Je n'ai bien sûr aucun droit sur cet univers ou sur ces personnages. Ils resteront à jamais les trésors de Pierre Bottero...
En une seconde, son monde s'était écroulé.
Alors que la lutte redoublait de férocité et de confusion, il avait vu du coin de l'œil un Légionnaire surprendre sa compagne. Il le vit lever son sabre mais ne put que crier. Déjà elle s'effondrait. Il hurla. Pris d'une rage indicible, il se rua sur le traître en bête sauvage, oubliant son arme, mains nues. Il le jeta au sol et enserra sa gorge dans un étau mortel. Aveuglé par la haine, il martela le crâne inerte contre une pierre, comme pour le broyer. Soudain, éperdu, il lâcha prise. Les mains couvertes de sang, les doigts encore crispés de s'être acharné sur le meurtrier, il s'élança vers le corps allongé de sa compagne.
Ses traits gardaient un air surpris. Sa chevelure blanche était plus éclatante que jamais et sa peau sombre semblait refuser de ternir. Même figée, sa beauté restait éblouissante. Elle ne bougeait plus, lèvres entrouvertes, lorsqu'il se laissa tomber à genoux à ses côtés. Elle n'ouvrit pas un œil lorsqu'il la prit contre lui, ne frémit pas d'un cil lorsqu'il lui caressa la joue, n'émit pas un son lorsqu'il gémit, anxieux. Inexorablement, la tache pourpre s'élargissait sur son flanc.

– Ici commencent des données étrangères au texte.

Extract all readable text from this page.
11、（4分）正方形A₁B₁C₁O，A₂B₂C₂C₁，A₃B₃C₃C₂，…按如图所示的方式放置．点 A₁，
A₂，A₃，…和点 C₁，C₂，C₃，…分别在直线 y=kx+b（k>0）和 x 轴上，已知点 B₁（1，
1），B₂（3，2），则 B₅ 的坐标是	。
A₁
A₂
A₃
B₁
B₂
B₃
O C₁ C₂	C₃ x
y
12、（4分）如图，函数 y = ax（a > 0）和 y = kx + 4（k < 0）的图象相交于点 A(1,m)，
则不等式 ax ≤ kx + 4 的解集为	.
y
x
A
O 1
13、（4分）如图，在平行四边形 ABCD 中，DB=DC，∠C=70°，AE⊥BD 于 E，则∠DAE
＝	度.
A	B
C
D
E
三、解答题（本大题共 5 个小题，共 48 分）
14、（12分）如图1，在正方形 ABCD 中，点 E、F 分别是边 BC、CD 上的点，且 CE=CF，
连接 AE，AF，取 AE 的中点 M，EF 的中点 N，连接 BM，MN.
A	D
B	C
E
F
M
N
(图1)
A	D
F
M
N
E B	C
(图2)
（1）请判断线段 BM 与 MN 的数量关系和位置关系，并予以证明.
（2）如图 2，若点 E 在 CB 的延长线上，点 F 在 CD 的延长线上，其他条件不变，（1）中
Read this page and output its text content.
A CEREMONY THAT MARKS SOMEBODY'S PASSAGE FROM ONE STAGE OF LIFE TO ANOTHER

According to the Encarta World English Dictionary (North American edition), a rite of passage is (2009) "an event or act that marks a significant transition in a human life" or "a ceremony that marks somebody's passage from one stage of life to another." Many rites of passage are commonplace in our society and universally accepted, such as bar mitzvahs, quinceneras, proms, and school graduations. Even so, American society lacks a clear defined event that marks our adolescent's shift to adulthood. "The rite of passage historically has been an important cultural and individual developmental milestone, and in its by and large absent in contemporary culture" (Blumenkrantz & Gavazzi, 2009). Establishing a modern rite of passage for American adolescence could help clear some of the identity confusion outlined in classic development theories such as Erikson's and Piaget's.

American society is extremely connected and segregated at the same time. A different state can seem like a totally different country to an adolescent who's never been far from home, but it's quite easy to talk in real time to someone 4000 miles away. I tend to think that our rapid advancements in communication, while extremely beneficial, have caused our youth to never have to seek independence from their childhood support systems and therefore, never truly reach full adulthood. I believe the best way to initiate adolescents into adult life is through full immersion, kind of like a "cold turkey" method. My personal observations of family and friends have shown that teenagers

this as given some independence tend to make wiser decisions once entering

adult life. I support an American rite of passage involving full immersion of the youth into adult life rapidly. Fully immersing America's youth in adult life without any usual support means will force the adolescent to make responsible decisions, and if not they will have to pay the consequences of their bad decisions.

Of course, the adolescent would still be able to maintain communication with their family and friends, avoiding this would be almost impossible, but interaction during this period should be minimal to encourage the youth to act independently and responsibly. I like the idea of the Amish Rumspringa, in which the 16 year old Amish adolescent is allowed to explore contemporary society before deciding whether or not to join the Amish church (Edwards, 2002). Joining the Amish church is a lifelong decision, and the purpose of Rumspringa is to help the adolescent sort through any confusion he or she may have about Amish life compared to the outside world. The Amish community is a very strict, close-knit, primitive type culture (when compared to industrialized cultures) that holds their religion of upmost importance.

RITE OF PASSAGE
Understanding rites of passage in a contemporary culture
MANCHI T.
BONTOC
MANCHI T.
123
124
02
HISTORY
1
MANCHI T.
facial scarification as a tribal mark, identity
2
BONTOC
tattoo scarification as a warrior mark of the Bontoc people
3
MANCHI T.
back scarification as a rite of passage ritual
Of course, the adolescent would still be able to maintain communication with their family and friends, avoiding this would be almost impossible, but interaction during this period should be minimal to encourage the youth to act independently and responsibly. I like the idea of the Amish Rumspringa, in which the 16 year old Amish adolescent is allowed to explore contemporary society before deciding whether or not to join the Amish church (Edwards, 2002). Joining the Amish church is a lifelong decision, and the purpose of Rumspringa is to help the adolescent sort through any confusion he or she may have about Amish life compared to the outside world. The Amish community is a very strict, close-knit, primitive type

Il l'appela, la supplia de se réveiller, l'implora de respirer. Sa voix étranglée par l'inquiétude ne rencontra qu'un mur de silence. Après avoir porté une main à son front déjà froid, après avoir tâté de deux doigts son poignet immobile, après avoir palpé délicatement la profonde entaille sous sa tunique noyée de sang, il se tut. Le flot de supplications vibrantes d'angoisse finit par laisser place à des sanglots lourds de désespoir.

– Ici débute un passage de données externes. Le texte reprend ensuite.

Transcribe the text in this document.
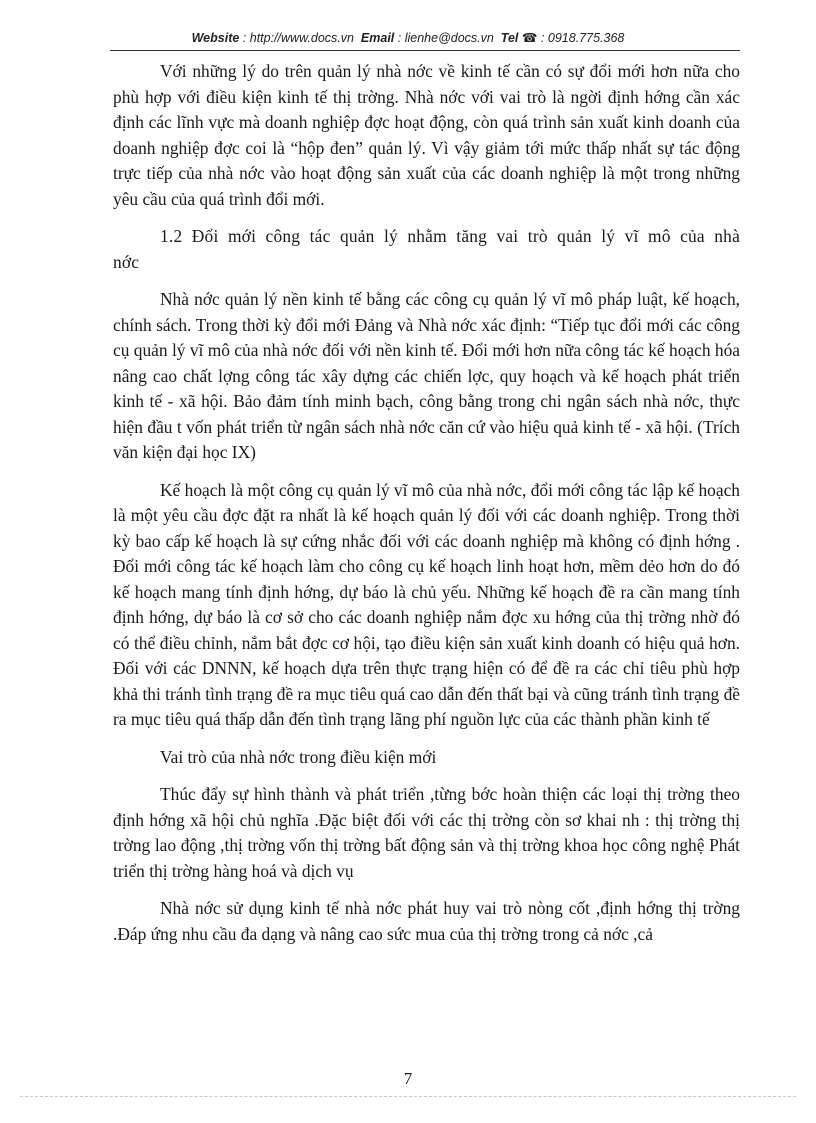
Website : http://www.docs.vn Email : lienhe@docs.vn Tel ☎ : 0918.775.368

Với những lý do trên quản lý nhà nớc về kinh tế cần có sự đổi mới hơn nữa cho phù hợp với điều kiện kinh tế thị trờng. Nhà nớc với vai trò là ngời định hớng cần xác định các lĩnh vực mà doanh nghiệp đợc hoạt động, còn quá trình sản xuất kinh doanh của doanh nghiệp đợc coi là “hộp đen” quản lý. Vì vậy giảm tới mức thấp nhất sự tác động trực tiếp của nhà nớc vào hoạt động sản xuất của các doanh nghiệp là một trong những yêu cầu của quá trình đổi mới.

1.2 Đổi mới công tác quản lý nhằm tăng vai trò quản lý vĩ mô của nhà nớc

Nhà nớc quản lý nền kinh tế bằng các công cụ quản lý vĩ mô pháp luật, kế hoạch, chính sách. Trong thời kỳ đổi mới Đảng và Nhà nớc xác định: “Tiếp tục đổi mới các công cụ quản lý vĩ mô của nhà nớc đối với nền kinh tế. Đổi mới hơn nữa công tác kế hoạch hóa nâng cao chất lợng công tác xây dựng các chiến lợc, quy hoạch và kế hoạch phát triển kinh tế - xã hội. Bảo đảm tính minh bạch, công bằng trong chi ngân sách nhà nớc, thực hiện đầu t vốn phát triển từ ngân sách nhà nớc căn cứ vào hiệu quả kinh tế - xã hội. (Trích văn kiện đại học IX)

Kế hoạch là một công cụ quản lý vĩ mô của nhà nớc, đổi mới công tác lập kế hoạch là một yêu cầu đợc đặt ra nhất là kế hoạch quản lý đối với các doanh nghiệp. Trong thời kỳ bao cấp kế hoạch là sự cứng nhắc đối với các doanh nghiệp mà không có định hớng . Đổi mới công tác kế hoạch làm cho công cụ kế hoạch linh hoạt hơn, mềm dẻo hơn do đó kế hoạch mang tính định hớng, dự báo là chủ yếu. Những kế hoạch đề ra cần mang tính định hớng, dự báo là cơ sở cho các doanh nghiệp nắm đợc xu hớng của thị trờng nhờ đó có thể điều chỉnh, nắm bắt đợc cơ hội, tạo điều kiện sản xuất kinh doanh có hiệu quả hơn. Đối với các DNNN, kế hoạch dựa trên thực trạng hiện có để đề ra các chỉ tiêu phù hợp khả thi tránh tình trạng đề ra mục tiêu quá cao dẫn đến thất bại và cũng tránh tình trạng đề ra mục tiêu quá thấp dẫn đến tình trạng lãng phí nguồn lực của các thành phần kinh tế

Vai trò của nhà nớc trong điều kiện mới

Thúc đẩy sự hình thành và phát triển ,từng bớc hoàn thiện các loại thị trờng theo định hớng xã hội chủ nghĩa .Đặc biệt đối với các thị trờng còn sơ khai nh : thị trờng thị trờng lao động ,thị trờng vốn thị trờng bất động sản và thị trờng khoa học công nghệ Phát triển thị trờng hàng hoá và dịch vụ

Nhà nớc sử dụng kinh tế nhà nớc phát huy vai trò nòng cốt ,định hớng thị trờng .Đáp ứng nhu cầu đa dạng và nâng cao sức mua của thị trờng trong cả nớc ,cả

7
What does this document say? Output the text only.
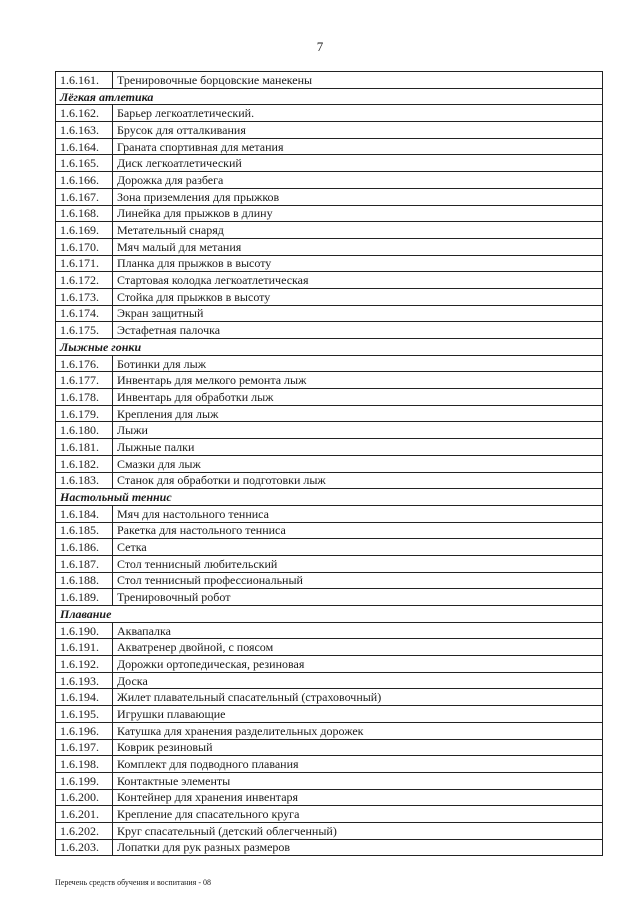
7
1.6.161.	Тренировочные борцовские манекены
Лёгкая атлетика	
1.6.162.	Барьер легкоатлетический.
1.6.163.	Брусок для отталкивания
1.6.164.	Граната спортивная для метания
1.6.165.	Диск легкоатлетический
1.6.166.	Дорожка для разбега
1.6.167.	Зона приземления для прыжков
1.6.168.	Линейка для прыжков в длину
1.6.169.	Метательный снаряд
1.6.170.	Мяч малый для метания
1.6.171.	Планка для прыжков в высоту
1.6.172.	Стартовая колодка легкоатлетическая
1.6.173.	Стойка для прыжков в высоту
1.6.174.	Экран защитный
1.6.175.	Эстафетная палочка
Лыжные гонки	
1.6.176.	Ботинки для лыж
1.6.177.	Инвентарь для мелкого ремонта лыж
1.6.178.	Инвентарь для обработки лыж
1.6.179.	Крепления для лыж
1.6.180.	Лыжи
1.6.181.	Лыжные палки
1.6.182.	Смазки для лыж
1.6.183.	Станок для обработки и подготовки лыж
Настольный теннис	
1.6.184.	Мяч для настольного тенниса
1.6.185.	Ракетка для настольного тенниса
1.6.186.	Сетка
1.6.187.	Стол теннисный любительский
1.6.188.	Стол теннисный профессиональный
1.6.189.	Тренировочный робот
Плавание	
1.6.190.	Аквапалка
1.6.191.	Акватренер двойной, с поясом
1.6.192.	Дорожки ортопедическая, резиновая
1.6.193.	Доска
1.6.194.	Жилет плавательный спасательный (страховочный)
1.6.195.	Игрушки плавающие
1.6.196.	Катушка для хранения разделительных дорожек
1.6.197.	Коврик резиновый
1.6.198.	Комплект для подводного плавания
1.6.199.	Контактные элементы
1.6.200.	Контейнер для хранения инвентаря
1.6.201.	Крепление для спасательного круга
1.6.202.	Круг спасательный (детский облегченный)
1.6.203.	Лопатки для рук разных размеров
Перечень средств обучения и воспитания - 08
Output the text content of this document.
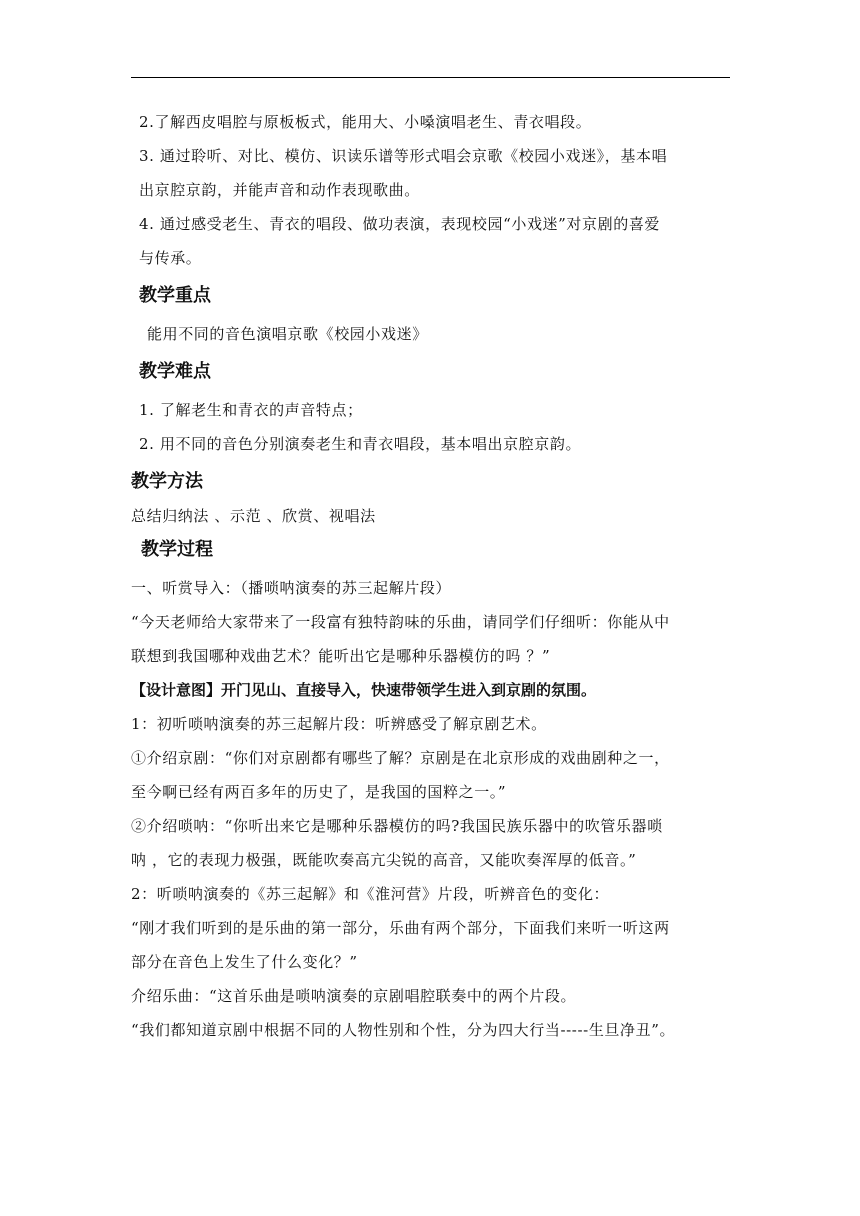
2.了解西皮唱腔与原板板式，能用大、小嗓演唱老生、青衣唱段。
3. 通过聆听、对比、模仿、识读乐谱等形式唱会京歌《校园小戏迷》，基本唱
出京腔京韵，并能声音和动作表现歌曲。
4. 通过感受老生、青衣的唱段、做功表演，表现校园“小戏迷”对京剧的喜爱
与传承。
教学重点
能用不同的音色演唱京歌《校园小戏迷》
教学难点
1. 了解老生和青衣的声音特点；
2. 用不同的音色分别演奏老生和青衣唱段，基本唱出京腔京韵。
教学方法
总结归纳法 、示范 、欣赏、视唱法
教学过程
一、听赏导入：（播唢呐演奏的苏三起解片段）
“今天老师给大家带来了一段富有独特韵味的乐曲，请同学们仔细听：你能从中
联想到我国哪种戏曲艺术？能听出它是哪种乐器模仿的吗 ？”
【设计意图】开门见山、直接导入，快速带领学生进入到京剧的氛围。
1：初听唢呐演奏的苏三起解片段：听辨感受了解京剧艺术。
①介绍京剧：“你们对京剧都有哪些了解？京剧是在北京形成的戏曲剧种之一，
至今啊已经有两百多年的历史了，是我国的国粹之一。”
②介绍唢呐：“你听出来它是哪种乐器模仿的吗?我国民族乐器中的吹管乐器唢
呐 ，它的表现力极强，既能吹奏高亢尖锐的高音，又能吹奏浑厚的低音。”
2：听唢呐演奏的《苏三起解》和《淮河营》片段，听辨音色的变化：
“刚才我们听到的是乐曲的第一部分，乐曲有两个部分，下面我们来听一听这两
部分在音色上发生了什么变化？”
介绍乐曲：“这首乐曲是唢呐演奏的京剧唱腔联奏中的两个片段。
“我们都知道京剧中根据不同的人物性别和个性，分为四大行当-----生旦净丑”。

Longtemps, il la tint serrée contre son cœur battant pour eux deux à grands coups douloureux, les étoiles de ses larmes s'accrochant dans sa chevelure, le visage enfoui au creux de son cou.

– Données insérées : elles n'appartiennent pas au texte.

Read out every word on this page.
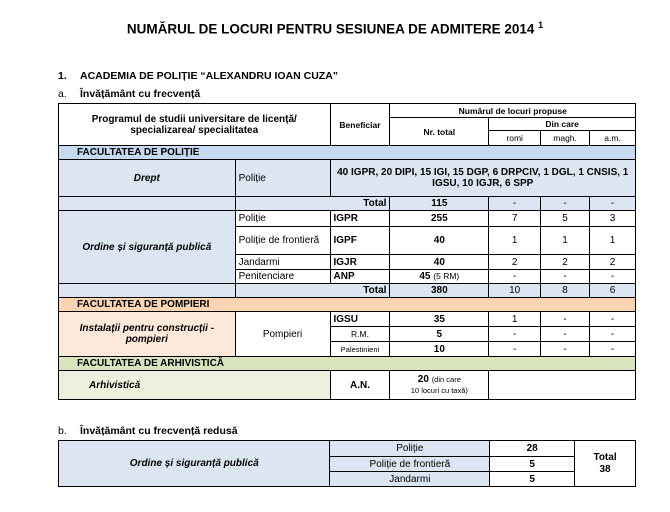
NUMĂRUL DE LOCURI PENTRU SESIUNEA DE ADMITERE 2014 $^1$
1. ACADEMIA DE POLIȚIE “ALEXANDRU IOAN CUZA”
a. Învățământ cu frecvență
Programul de studii universitare de licență/ specializarea/ specialitatea		Beneficiar	Numărul de locuri propuse			
			Nr. total	Din care		
				romi	magh.	a.m.
FACULTATEA DE POLIȚIE						
Drept	Poliție	40 IGPR, 20 DIPI, 15 IGI, 15 DGP, 6 DRPCIV, 1 DGL, 1 CNSIS, 1 IGSU, 10 IGJR, 6 SPP				
	Total		115	-	-	-
Ordine și siguranță publică	Poliție	IGPR	255	7	5	3
	Poliție de frontieră	IGPF	40	1	1	1
	Jandarmi	IGJR	40	2	2	2
	Penitenciare	ANP	45 (5 RM)	-	-	-
	Total		380	10	8	6
FACULTATEA DE POMPIERI						
Instalații pentru construcții - pompieri	Pompieri	IGSU	35	1	-	-
		R.M.	5	-	-	-
		Palestinieni	10	-	-	-
FACULTATEA DE ARHIVISTICĂ						
Arhivistică		A.N.	20 (din care
10 locuri cu taxă)			
b. Învățământ cu frecvență redusă
Ordine și siguranță publică	Poliție	28	Total
38
	Poliție de frontieră	5	
	Jandarmi	5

Dans un éclair de lucidité, il regarda autour de lui. Ses amis étaient saufs. Les Légionnaires morts jonchaient le sol. Il ne restait qu'un unique survivant. Qui prenait la fuite au triple galop.
Il ne le permettrait pas.
Il se redressa, ne sentit pas la présence ni la sollicitude de ses compagnons. Il s'empara lentement de l'arc de sa compagne, l'empoigna avec une douceur et un respect infinis, choisit avec soin une flèche de son carquois à l'empennage sombre. Il ne tenta pas de chasser la rancœur qui montait de nouveau en lui, mais la mêla à sa tristesse. Il se contenta d'inspirer. De jeter un coup d'œil au traître déjà loin, fuyant à bride abattue. D'expirer en bandant l'arc de toute la force de sa souffrance. Le bois émit un craquement de protestation. Il lâcha la corde. Le trait noir fila vers les nuages, telle une promesse de vengeance. Il ne prit pas la peine de le suivre du regard, convaincu au plus profond de lui de la justesse de son tir.
Au loin, le cavalier, comme frappé par la foudre, avait chuté.
Il revint à sa compagne, ne put retenir de nouvelles larmes, la souleva tout en la serrant contre lui. Il ne s'entendit pas parler à ses amis et ne sut jamais si on lui avait répondu. Plus rien n'importait puisque l'univers était vide désormais. Il monta à cheval, sa conjointe dans les bras, et partit sans se retourner.
Chiam Vite, en l'honneur de la mémoire d'Erylis, ne s'octroya le droit de mourir qu'après s'être assuré qu'elle recevrait de son peuple les égards auxquels elle avait droit.
Après s'être assuré qu'elle recevrait les plus belles funérailles que puisse recevoir la plus précieuse des perles faëlles.